Moore is Anna Foster, daughter to the president of the United States. Behind all the Secret Service agents and privileged upbringing, Anna is just like any other full-blooded American teen-ager only most American teens don’t have their dates interrupted by a storm of government agents the moment danger seems possible. (Friends of a suitor are roughed by guards when one reaches into his jacket for a camera, not a gun as they suspect.)
When an official visit to Prague offers the opportunity to let loose a little, President Dad (Mark Harmon) relents and allows Anna to accompany the wild daughter of the French ambassador to a concert with minimal security. But Dad breaks his promise (the one presidential thing his character does in this film) and sends in a full battalion. Anna manages to wriggle free long enough to hop on the back of a handsome stranger’s motorcycle and speed away, not knowing that the handsome stranger (Matthew Goode) is also an agent, Ben Calder. Knowing this, the prez decides to give his daughter a little controlled freedom and let her think she’s rebelling her way across Europe with a mysterious hunk, when she’s really on a chaperoned vacation.

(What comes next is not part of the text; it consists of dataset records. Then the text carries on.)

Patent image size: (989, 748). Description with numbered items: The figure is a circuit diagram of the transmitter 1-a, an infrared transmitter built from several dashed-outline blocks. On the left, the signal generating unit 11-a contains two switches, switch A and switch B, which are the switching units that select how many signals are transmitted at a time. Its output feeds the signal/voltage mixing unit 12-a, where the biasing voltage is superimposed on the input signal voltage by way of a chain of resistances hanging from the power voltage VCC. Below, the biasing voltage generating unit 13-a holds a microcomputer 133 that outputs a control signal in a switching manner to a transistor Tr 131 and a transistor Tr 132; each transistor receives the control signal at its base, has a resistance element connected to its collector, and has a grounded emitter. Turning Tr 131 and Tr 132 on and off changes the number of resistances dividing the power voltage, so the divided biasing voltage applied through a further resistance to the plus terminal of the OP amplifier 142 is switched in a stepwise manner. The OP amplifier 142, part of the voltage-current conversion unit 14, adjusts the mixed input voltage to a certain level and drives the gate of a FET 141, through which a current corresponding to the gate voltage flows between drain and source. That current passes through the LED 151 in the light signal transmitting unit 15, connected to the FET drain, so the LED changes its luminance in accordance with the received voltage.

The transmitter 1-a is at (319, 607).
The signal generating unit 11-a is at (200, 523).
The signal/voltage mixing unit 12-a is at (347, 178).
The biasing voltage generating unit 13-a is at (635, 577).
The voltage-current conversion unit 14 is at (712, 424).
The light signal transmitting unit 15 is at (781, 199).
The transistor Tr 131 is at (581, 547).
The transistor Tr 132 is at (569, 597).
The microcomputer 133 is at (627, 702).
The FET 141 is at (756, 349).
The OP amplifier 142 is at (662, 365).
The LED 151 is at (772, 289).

Along the way, Anna and Ben encounter a small handful of mild zanies (including an Austrian beefcake named Gus Gus and a funny Italian mama-mia who scolds her gondolier son for bringing the couple home but then welcomes them when she thinks they are newlyweds) and one big zany: McGruff. McGruff (Martin Hancock) is not the dog detective who will take a bite out of crime but a bizarro, eccentric Brit with a strange face, spastic demeanor, and a life mission to distribute decals portraying the Six Million Dollar Man. He also picks pockets. McGruff is a kind of enigma in this film. He is the comic relief injected halfway through a mostly unfunny romantic comedy and, despite picking the pockets of the first daughter and her bodyguard, is quickly forgiven and embraced again by both. That wacky McGruff! Nice guy, just don’t let him near your purse.
I guess someone on the script committee realized as the film was being shot: “Hey, guys! Any of you notice that after the first half hour, but before the last 15 minutes, this sucker has no plot? Um, any ideas?” And then someone else invariably chimed: “How about a very strange, dirty British train passenger who distributes decals with the Six Million Dollar Man on them and who picks pockets and likes to go on montage-ready shopping sprees?” The committee: “Hmmmmmmm, but what to name him?” Meanwhile, a nearby TV set plays a commercial for crime prevention.
As one might guess from the film’s status as a mild romantic comedy, hearts flutter between Anna and her agent-gentleman. It is not long before her troublesome American charm wins over his coolish Brit aloofness, and Ben is soon torn between his duty as Anna’s protector and as the studly British secret agent who wants to shag her. This makes for some interestingly tense moments, since there is always that big secret between them: She wants him to think that she’s just some normal, rebellious, nonpresidential teen, and he wants her to think I dunno, really. We don’t get to know him very well in this film. Ho hum.
Going to Chasing Liberty in a bad mood wasn’t a grand idea, nor was lamenting that better films weren’t opening as the trailers for similarly insipid teen comedies scrolled by before the movie’s start. But I guess I’m kind of disappointed in a romantic comedy that isn’t very funny, wastes B-grade but fine talent like Harmon, Caroline Goodall (as the first lady), and the bumbling duo of Annabella Sciorra and Jeremy Piven as flirty agents, and then uses the “L” word to describe a weekend’s worth of romantic antics based solely on attraction and not a bit on any kind of real intimacy. I tend to look at deep thoughts in shallow wells as a trend, but if these movies are among the first cinematic role models that teen girls have for romance and love, aren’t we all a little bit in trouble?